それなら別に縦長にしなくったっていいんだよね?
なんで縦長?って改め聞くとそれには答えずお釣りを渡しながら「ありがとうございます、サカキさま」と言いやがった。
カード払いじゃない、現金払い。名前を告げた覚えもなくて、ワタシはあなたを知ってますよと最後の最後にボクの名前を武器にした。正体を知っているから面倒なことは言うんじゃないぞ…、ってことなんだろうと深読みをしたボクはいささか自意識過剰だったのかしら。そんなこんなも含めて辛口。こういう伊勢丹、カッコ悪。
怖~!! 人によって色々な価値観がありますね(+_+)
すうさんさん
最初は呆れたんです…、そして呆れが諦めに変わってところがあとからじわじわと怖さに変わった。

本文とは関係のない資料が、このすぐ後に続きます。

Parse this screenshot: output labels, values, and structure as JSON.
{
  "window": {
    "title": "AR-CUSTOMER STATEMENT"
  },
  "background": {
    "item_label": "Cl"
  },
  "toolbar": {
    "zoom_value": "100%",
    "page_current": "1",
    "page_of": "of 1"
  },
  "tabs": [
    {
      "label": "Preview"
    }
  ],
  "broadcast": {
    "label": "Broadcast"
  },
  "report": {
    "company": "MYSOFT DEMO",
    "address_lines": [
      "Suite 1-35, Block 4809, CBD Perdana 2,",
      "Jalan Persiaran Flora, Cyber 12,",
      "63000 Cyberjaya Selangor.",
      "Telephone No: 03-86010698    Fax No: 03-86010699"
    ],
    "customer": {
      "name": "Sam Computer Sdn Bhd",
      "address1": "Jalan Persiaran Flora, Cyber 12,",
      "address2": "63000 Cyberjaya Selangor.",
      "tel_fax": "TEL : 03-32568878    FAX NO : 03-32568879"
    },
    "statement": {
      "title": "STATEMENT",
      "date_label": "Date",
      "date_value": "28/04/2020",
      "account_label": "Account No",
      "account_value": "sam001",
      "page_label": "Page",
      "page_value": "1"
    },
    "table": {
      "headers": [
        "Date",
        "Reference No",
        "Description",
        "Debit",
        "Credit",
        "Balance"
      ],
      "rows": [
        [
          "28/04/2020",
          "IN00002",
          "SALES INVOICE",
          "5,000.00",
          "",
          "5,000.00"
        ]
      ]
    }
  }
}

不思議な経験でした。
いつも拝見していますが、店内撮影の際には、事前にお店の方に許可をとられていると思っていました。
伊勢丹店内は以前から基本的に写真撮影は禁止だったはずです。
お料理や接客に対する評価等は個人の基準でされていることですし、思ったことや感じたことを発信されるのはいいと思うのですが、お店で働く方にしても勝手に写真を撮られてネットにアップされるのは、不快な方もいるのではないでしょうか?
私はお客の立場でしか飲食店は利用しませんが、後ろ姿等でも、写りこんだ写真をネットにアップされるのはとても嫌です。
長々とすみませんが、店内撮影や店内の写真をネットに掲載されることについて、こういう考えもあることを知っていただければ幸いです。
ののこさん
基本的に了承を撮ります。このお店に関しても通うようになったときに了解をちょうだいしました。なのでずっと大丈夫と思っていたのですがやはりポリシーが変わってしまうことがあるのですね。
あるいは、何度か厨房の中であってはならないことを写真に撮って伊勢丹さんにお伝えしたことがあって、そういう意味で「スパイが来たぞ」と思わせてしまったのかもしれませんね。
これからは十分に注意することにしようと思いました。
客の質問をスルーして、名乗ってもいない名を
「ありがとうございます。〇〇さま」
と慇懃に…。
本当に、その一行で、背筋がゾッとしました。
客としては、個人情報を握っているぞという事で脅しをかけられたら、どうしたら良いんでしょうね?
(飲食店や店でカードを使うのも気持ち悪いです)
こちらも名前を訊くか、名札を見るかして、顔も覚え、然るべきところにあれこれするしかないですね。自分ならそうしてます。
そんな飲食店にも百貨店にも二度と行かないですね。
サカキさんは長年のロイヤルカスタマーであるだけでなく、過去色々と伊勢丹のプロモーション企画にも惜しみなく協力されてますのにね。
結果、こういう思いをされるとは心中お察しします…。
Mさん
伊勢丹でなくてもいいことがたくさんあります。
でも、どうせならば伊勢丹で…、と思ってやってくる。館に入った瞬間になにかワクワクするようなことが待ってくれているからと思って来るのだけれど、そのワクワクがどんどんしぼんでいくような感じがこの一年ほど強くなっているように思うんですネ。
伊勢丹はただの百貨店でなくあくまで伊勢丹。
そう思い続けたいのですが、もしかしたらただの百貨店…、いやいや、高級を装う間抜けな百貨店になってしまうことにならなきゃいいがとハラハラさせられる。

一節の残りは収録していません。